Probability Envelopes Indicator:
The Probability Envelopes Indicator calculates the expected price movements based on historical data and probabilities, utilizing mean and standard deviation calculations for both upward and downward price movements.
It generates upper and lower bands based on the calculated expected mean movement and the standard deviation of historical price changes, multiplied by a user-defined multiplier.
The Probability Envelopes Indicator also allows users to choose between using log returns or percentage changes for the calculations, adding flexibility to the indicator.
Key Differences:
Calculation Method: Bollinger Bands are based on a simple moving average and standard deviations, while the Probability Envelopes Indicator uses statistical probability calculations derived from historical price changes.
Flexibility: The Probability Envelopes Indicator allows users to choose between log returns or percentage changes and adjust the multiplier, offering more customization options compared to Bollinger Bands.
Risk Management: Bollinger Bands primarily focus on volatility, while the Probability Envelopes Indicator incorporates probability calculations to provide additional insights into potential price movements, which can be helpful for risk management purposes.
Complementary Use:
Using both Bollinger Bands and the Probability Envelopes Indicator in your trading strategy can offer valuable insights into market conditions and potential price levels.
Bollinger Bands can provide insights into market volatility and potential breakouts or trend reversals based on the widening or narrowing of the bands.
The Probability Envelopes Indicator can offer additional information on the expected price movements based on historical data and probabilities, which can be helpful in anticipating potential support and resistance levels.
Combining these two indicators can help traders to better understand market dynamics and increase their chances of identifying profitable trading opportunities.
In conclusion, while both Bollinger Bands and the Probability Envelopes Indicator aim to identify potential support and resistance levels, they differ significantly in their underlying concepts, calculations, and applications. By understanding these differences and incorporating both tools into your trading strategy, you can gain a more comprehensive understanding of the market and make more informed trading decisions.
In conclusion, the Probability Envelopes Indicator is a powerful and versatile technical analysis tool that offers unique insights into expected price movements based on historical data and probability calculations. It provides traders with the ability to identify potential support and resistance levels, as well as potential trend reversals. When compared to Bollinger Bands, the Probability Envelopes Indicator offers more customization options and incorporates probability-based calculations for a different perspective on market dynamics.
Although the Probability Envelopes Indicator has its limitations and potential cons, such as the reliance on historical data and the assumption that past performance is indicative of future results, it remains a valuable addition to any trader's toolkit. By using the Probability Envelopes Indicator in conjunction with other technical analysis tools, such as Bollinger Bands, traders can gain a more comprehensive understanding of the market and make more informed trading decisions.

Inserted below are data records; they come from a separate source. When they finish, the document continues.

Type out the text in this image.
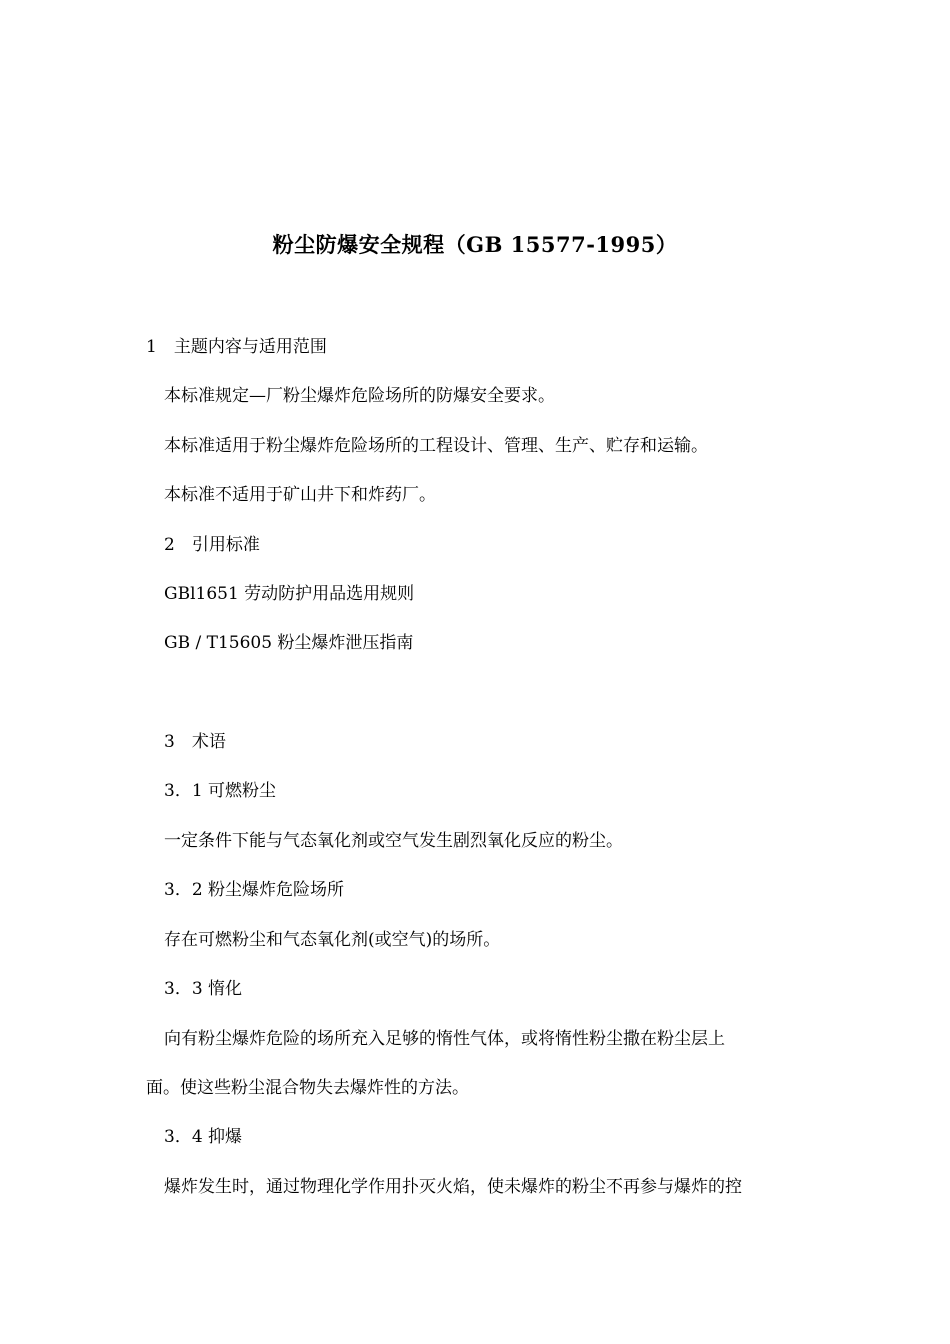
粉尘防爆安全规程（GB 15577-1995）
1　主题内容与适用范围
本标准规定—厂粉尘爆炸危险场所的防爆安全要求。
本标准适用于粉尘爆炸危险场所的工程设计、管理、生产、贮存和运输。
本标准不适用于矿山井下和炸药厂。
2　引用标准
GBl1651 劳动防护用品选用规则
GB / T15605 粉尘爆炸泄压指南
3　术语
3．1 可燃粉尘
一定条件下能与气态氧化剂或空气发生剧烈氧化反应的粉尘。
3．2 粉尘爆炸危险场所
存在可燃粉尘和气态氧化剂(或空气)的场所。
3．3 惰化
向有粉尘爆炸危险的场所充入足够的惰性气体，或将惰性粉尘撒在粉尘层上
面。使这些粉尘混合物失去爆炸性的方法。
3．4 抑爆
爆炸发生时，通过物理化学作用扑灭火焰，使未爆炸的粉尘不再参与爆炸的控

Ultimately, the success of any trading strategy relies on the ability to interpret and apply multiple indicators effectively. The Probability Envelopes Indicator serves as a unique and valuable tool in this regard, providing traders with a deeper understanding of the market and its potential price movements. By utilizing this indicator in combination with other tools and techniques, traders can increase their chances of success and optimize their trading strategies.